For some areas, our designers have created modern interventions that fit within the building without touching the existing fabric of it, such as a separate pod structure for our childcare area. You can still tell it’s the old library and feels like a heritage building but it’s had a modern update so we can use it in a way that make sense for today.
Don’t keep us in suspense. How long ’til you’re open?
Oliva: We’re very nearly done. We’re hoping to have a handover day soon so we’re getting into the snagging process at the end of the construction phase. We’re still not 100% certain on dates but we’re hoping we might be able to start being operational in October 2020.
How can people help out?
Oliva: When we’re able to start our activities again, people are welcome to come and get involved. If people want to run an activity themselves, we’ve got the space to do that. If people want to volunteer, then watch this space. As we grow and put more things on, we’ll need more help so there should be opportunities in the future. We’re going to be launching a new website soon that will have all the information everyone will need which will be going live in the next few weeks.
Are you happy with the progress that has been made?
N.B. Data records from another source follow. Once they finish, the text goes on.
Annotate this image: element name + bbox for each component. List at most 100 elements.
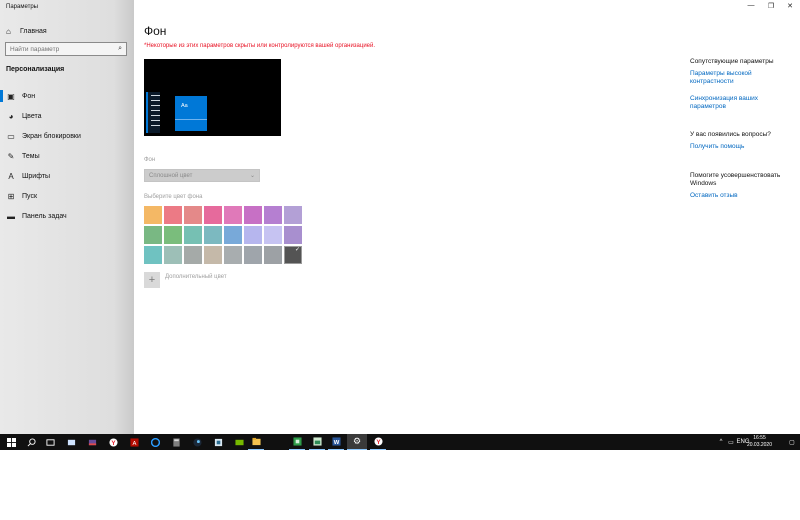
green-app-icon [292, 437, 302, 446]
font-icon: A [8, 171, 14, 181]
color-swatch[interactable] [224, 246, 242, 264]
color-swatch[interactable] [224, 206, 242, 224]
sidebar: Параметры ⌂ Главная ⌕ Персонализация ▣ Ф… [0, 0, 134, 434]
section-title: Персонализация [6, 66, 65, 73]
sidebar-item-fonts[interactable]: A Шрифты [0, 166, 134, 186]
color-swatch[interactable] [224, 226, 242, 244]
sidebar-item-label: Темы [22, 152, 40, 160]
sidebar-item-lock-screen[interactable]: ▭ Экран блокировки [0, 126, 134, 146]
task-view-icon [45, 438, 55, 446]
file-explorer-icon [251, 437, 261, 446]
maximize-button[interactable]: ❐ [761, 2, 781, 10]
color-swatch[interactable] [244, 246, 262, 264]
color-swatch[interactable] [144, 206, 162, 224]
nvidia-icon [234, 439, 244, 445]
search-box[interactable]: ⌕ [5, 42, 127, 56]
color-swatch[interactable] [184, 206, 202, 224]
taskbar-app-yandex[interactable]: Y [370, 434, 386, 450]
taskbar-app-mail[interactable] [63, 434, 79, 450]
add-custom-color-button[interactable]: + [144, 272, 160, 288]
taskbar-app-edge[interactable] [147, 434, 163, 450]
taskbar-app-word[interactable]: W [328, 434, 344, 450]
yandex-icon: Y [373, 437, 383, 446]
color-swatch[interactable] [244, 226, 262, 244]
sidebar-item-background[interactable]: ▣ Фон [0, 86, 134, 106]
tray-overflow-button[interactable]: ^ [716, 434, 726, 450]
sidebar-item-colors[interactable]: ◕ Цвета [0, 106, 134, 126]
windows-start-icon [6, 437, 16, 447]
chevron-down-icon: ⌄ [249, 173, 255, 179]
color-swatch[interactable] [184, 226, 202, 244]
taskbar-app-nvidia[interactable] [231, 434, 247, 450]
color-swatch[interactable] [264, 246, 282, 264]
questions-title: У вас появились вопросы? [690, 131, 771, 138]
color-swatch[interactable]: ✓ [284, 246, 302, 264]
related-title: Сопутствующие параметры [690, 58, 774, 65]
taskbar-icon: ▬ [7, 211, 15, 221]
color-swatch[interactable] [284, 226, 302, 244]
sidebar-item-taskbar[interactable]: ▬ Панель задач [0, 206, 134, 226]
taskbar: Y A W ⚙ Y ^ ▭ ENG 16:55 20.03.2020 ▢ [0, 434, 800, 450]
taskbar-app-explorer[interactable] [248, 434, 264, 450]
colors-label: Выберите цвет фона [144, 194, 203, 200]
task-view-button[interactable] [42, 434, 58, 450]
color-swatch[interactable] [204, 206, 222, 224]
color-swatch[interactable] [184, 246, 202, 264]
taskbar-app-calculator[interactable] [168, 434, 184, 450]
taskbar-app-media[interactable] [84, 434, 100, 450]
color-swatch[interactable] [144, 246, 162, 264]
media-icon [88, 439, 96, 445]
yandex-browser-icon: Y [108, 437, 118, 446]
get-help-link[interactable]: Получить помощь [690, 143, 744, 151]
color-swatch-grid: ✓ [144, 206, 302, 264]
color-swatch[interactable] [244, 206, 262, 224]
sidebar-item-label: Шрифты [22, 172, 51, 180]
taskbar-app-steam[interactable] [189, 434, 205, 450]
color-swatch[interactable] [164, 226, 182, 244]
taskbar-app-green[interactable] [289, 434, 305, 450]
feedback-link[interactable]: Оставить отзыв [690, 192, 738, 200]
color-swatch[interactable] [164, 246, 182, 264]
picture-icon: ▣ [7, 91, 15, 101]
app-title: Параметры [6, 4, 38, 10]
search-input[interactable] [10, 45, 119, 53]
sync-settings-link[interactable]: Синхронизация ваших параметров [690, 95, 760, 111]
preview-tile-text: Aa [181, 103, 188, 109]
preview-tiles: Aa [175, 96, 207, 131]
taskbar-app-settings[interactable]: ⚙ [347, 434, 367, 450]
color-swatch[interactable] [284, 206, 302, 224]
home-link[interactable]: ⌂ Главная [6, 27, 47, 36]
color-swatch[interactable] [264, 206, 282, 224]
taskbar-app-image[interactable] [309, 434, 325, 450]
close-button[interactable]: ✕ [780, 2, 800, 10]
org-warning: *Некоторые из этих параметров скрыты или… [144, 43, 376, 49]
word-icon: W [331, 437, 341, 446]
taskbar-app-acrobat[interactable]: A [126, 434, 142, 450]
notifications-icon: ▢ [789, 439, 795, 446]
taskbar-app-vpn[interactable] [210, 434, 226, 450]
checkmark-icon: ✓ [294, 247, 300, 253]
color-swatch[interactable] [204, 246, 222, 264]
mail-icon [67, 439, 75, 445]
notifications-button[interactable]: ▢ [786, 434, 798, 450]
sidebar-item-start[interactable]: ⊞ Пуск [0, 186, 134, 206]
color-swatch[interactable] [264, 226, 282, 244]
background-type-dropdown[interactable]: Сплошной цвет ⌄ [144, 169, 260, 182]
high-contrast-link[interactable]: Параметры высокой контрастности [690, 70, 760, 86]
steam-icon [192, 437, 202, 447]
color-swatch[interactable] [144, 226, 162, 244]
chevron-up-icon: ^ [719, 439, 723, 445]
taskbar-search-button[interactable] [23, 434, 39, 450]
color-swatch[interactable] [164, 206, 182, 224]
monitor-icon: ▭ [7, 131, 15, 141]
improve-title: Помогите усовершенствовать Windows [690, 172, 781, 187]
minimize-button[interactable]: — [741, 2, 761, 9]
taskbar-clock[interactable]: 16:55 20.03.2020 [747, 435, 772, 448]
page-title: Фон [144, 24, 167, 38]
start-button[interactable] [3, 434, 19, 450]
calculator-icon [172, 437, 180, 447]
search-icon[interactable]: ⌕ [118, 45, 122, 53]
color-swatch[interactable] [204, 226, 222, 244]
sidebar-item-themes[interactable]: ✎ Темы [0, 146, 134, 166]
taskbar-app-yandex-browser[interactable]: Y [105, 434, 121, 450]
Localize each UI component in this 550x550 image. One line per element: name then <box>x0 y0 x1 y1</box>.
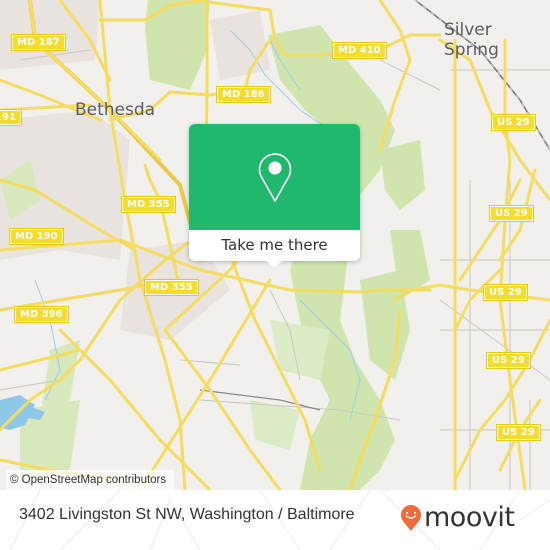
address-text: 3402 Livingston St NW, Washington / Balt… <box>19 506 355 523</box>
route-shield: MD 355 <box>121 196 176 213</box>
route-shield: US 29 <box>489 205 534 222</box>
moovit-logo[interactable]: moovit <box>400 502 515 533</box>
take-me-there-button[interactable]: Take me there <box>189 230 360 261</box>
moovit-pin-icon <box>401 504 421 531</box>
route-shield: MD 190 <box>9 228 64 245</box>
take-me-there-header[interactable] <box>189 124 360 230</box>
footer-bar: 3402 Livingston St NW, Washington / Balt… <box>0 490 550 550</box>
route-shield: 191 <box>0 109 22 126</box>
place-label-bethesda: Bethesda <box>75 100 156 120</box>
location-pin-icon <box>258 153 291 202</box>
route-shield: MD 187 <box>11 34 66 51</box>
route-shield: US 29 <box>486 352 531 369</box>
route-shield: MD 355 <box>144 279 199 296</box>
route-shield: US 29 <box>496 424 541 441</box>
moovit-wordmark: moovit <box>424 502 515 533</box>
map-attribution: © OpenStreetMap contributors <box>6 470 175 490</box>
route-shield: MD 396 <box>14 306 69 323</box>
route-shield: US 29 <box>491 114 536 131</box>
route-shield: MD 410 <box>332 42 387 59</box>
popup-pointer <box>265 260 283 268</box>
place-label-silver-spring: Silver Spring <box>444 20 499 60</box>
route-shield: MD 186 <box>216 86 271 103</box>
destination-popup: Take me there <box>189 124 360 268</box>
route-shield: US 29 <box>483 284 528 301</box>
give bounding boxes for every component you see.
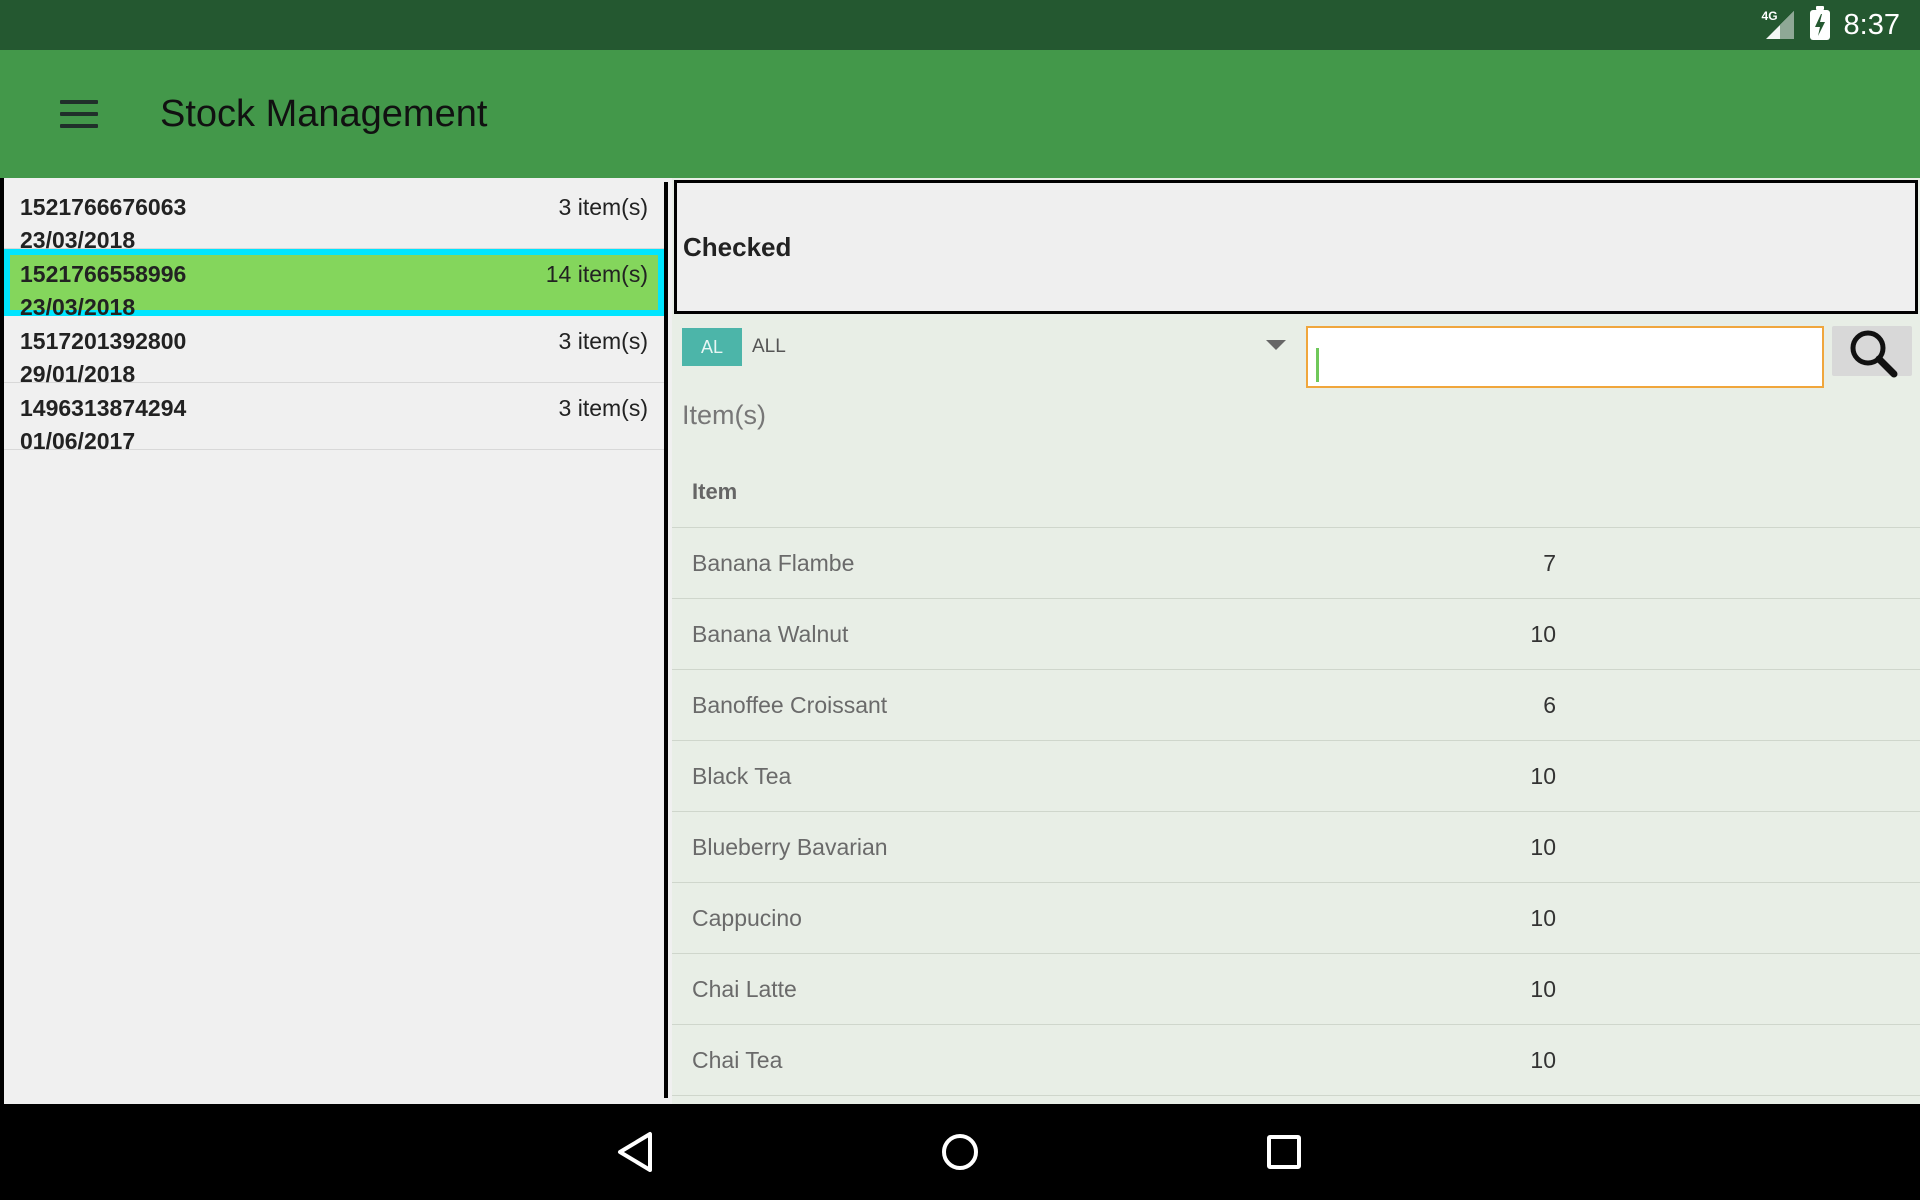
document-item-count: 3 item(s): [558, 194, 648, 220]
back-icon[interactable]: [606, 1122, 666, 1182]
dropdown-arrow-icon[interactable]: [1266, 340, 1286, 350]
document-id: 1521766676063: [20, 194, 187, 220]
item-quantity: 10: [1530, 976, 1556, 1002]
table-row[interactable]: Banana Walnut 10: [672, 599, 1920, 670]
battery-icon: [1809, 6, 1830, 40]
category-chip[interactable]: AL: [682, 328, 742, 366]
app-bar: Stock Management: [0, 50, 1920, 178]
item-name: Chai Tea: [692, 1047, 783, 1073]
category-select-value[interactable]: ALL: [752, 328, 786, 366]
table-header: Item: [672, 456, 1920, 528]
table-row[interactable]: Chai Latte 10: [672, 954, 1920, 1025]
document-id: 1496313874294: [20, 395, 187, 421]
document-item-count: 14 item(s): [545, 261, 648, 287]
item-name: Blueberry Bavarian: [692, 834, 888, 860]
status-icons: 4G 8:37: [1758, 0, 1900, 50]
item-quantity: 10: [1530, 1047, 1556, 1073]
item-quantity: 7: [1543, 550, 1556, 576]
table-row[interactable]: Cappucino 10: [672, 883, 1920, 954]
item-quantity: 10: [1530, 621, 1556, 647]
item-quantity: 10: [1530, 905, 1556, 931]
table-row[interactable]: Blueberry Bavarian 10: [672, 812, 1920, 883]
signal-icon: 4G: [1758, 7, 1796, 43]
document-id: 1517201392800: [20, 328, 187, 354]
search-button[interactable]: [1832, 326, 1912, 378]
content-area: 1521766676063 23/03/2018 3 item(s) 15217…: [0, 178, 1920, 1104]
status-bar: 4G 8:37: [0, 0, 1920, 50]
document-date: 23/03/2018: [20, 294, 136, 320]
item-name: Cappucino: [692, 905, 802, 931]
clock: 8:37: [1843, 8, 1900, 41]
home-icon[interactable]: [930, 1122, 990, 1182]
search-input[interactable]: [1306, 326, 1824, 388]
item-name: Black Tea: [692, 763, 792, 789]
status-panel: Checked: [674, 180, 1918, 314]
search-icon: [1850, 330, 1898, 378]
table-row[interactable]: Banoffee Croissant 6: [672, 670, 1920, 741]
document-id: 1521766558996: [20, 261, 187, 287]
column-header-item: Item: [692, 479, 738, 504]
network-type: 4G: [1761, 9, 1778, 23]
document-row[interactable]: 1521766676063 23/03/2018 3 item(s): [4, 182, 664, 253]
document-date: 01/06/2017: [20, 428, 136, 454]
filter-row: AL ALL: [672, 318, 1920, 398]
page-title: Stock Management: [160, 93, 488, 135]
document-item-count: 3 item(s): [558, 328, 648, 354]
document-row-selected[interactable]: 1521766558996 23/03/2018 14 item(s): [4, 249, 664, 320]
item-name: Banoffee Croissant: [692, 692, 888, 718]
item-name: Banana Flambe: [692, 550, 855, 576]
item-name: Chai Latte: [692, 976, 797, 1002]
navigation-bar: [0, 1104, 1920, 1200]
detail-pane: Checked AL ALL Item(s) Item Banana Flamb…: [672, 178, 1920, 1104]
section-title: Item(s): [682, 400, 766, 430]
document-list: 1521766676063 23/03/2018 3 item(s) 15217…: [4, 182, 668, 1098]
items-table: Banana Flambe 7 Banana Walnut 10 Banoffe…: [672, 528, 1920, 1096]
status-label: Checked: [683, 232, 792, 262]
item-quantity: 6: [1543, 692, 1556, 718]
document-row[interactable]: 1496313874294 01/06/2017 3 item(s): [4, 383, 664, 454]
table-row[interactable]: Chai Tea 10: [672, 1025, 1920, 1096]
document-row[interactable]: 1517201392800 29/01/2018 3 item(s): [4, 316, 664, 387]
item-name: Banana Walnut: [692, 621, 849, 647]
recents-icon[interactable]: [1254, 1122, 1314, 1182]
menu-icon[interactable]: [60, 98, 100, 130]
item-quantity: 10: [1530, 763, 1556, 789]
item-quantity: 10: [1530, 834, 1556, 860]
document-item-count: 3 item(s): [558, 395, 648, 421]
table-row[interactable]: Banana Flambe 7: [672, 528, 1920, 599]
text-caret: [1316, 348, 1319, 382]
table-row[interactable]: Black Tea 10: [672, 741, 1920, 812]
Oliva: The building looks really amazing. We’re so excited to open it up so people can finally see the finished product. When you look at when we started and the level of decay there was, it was falling apart and a mess but to look at it now is amazing. We’re really happy how it turned out and looking forward to getting more people in!
What would you like to see become of the library ultimately?
Oliva: We want to see it well used by people and a place where people feel safe and welcome. We’d love to see people growing in confidence using it and getting involved with it. We’d like to see people helping us shape it to what they want it to be and bring the things to the area that are needed.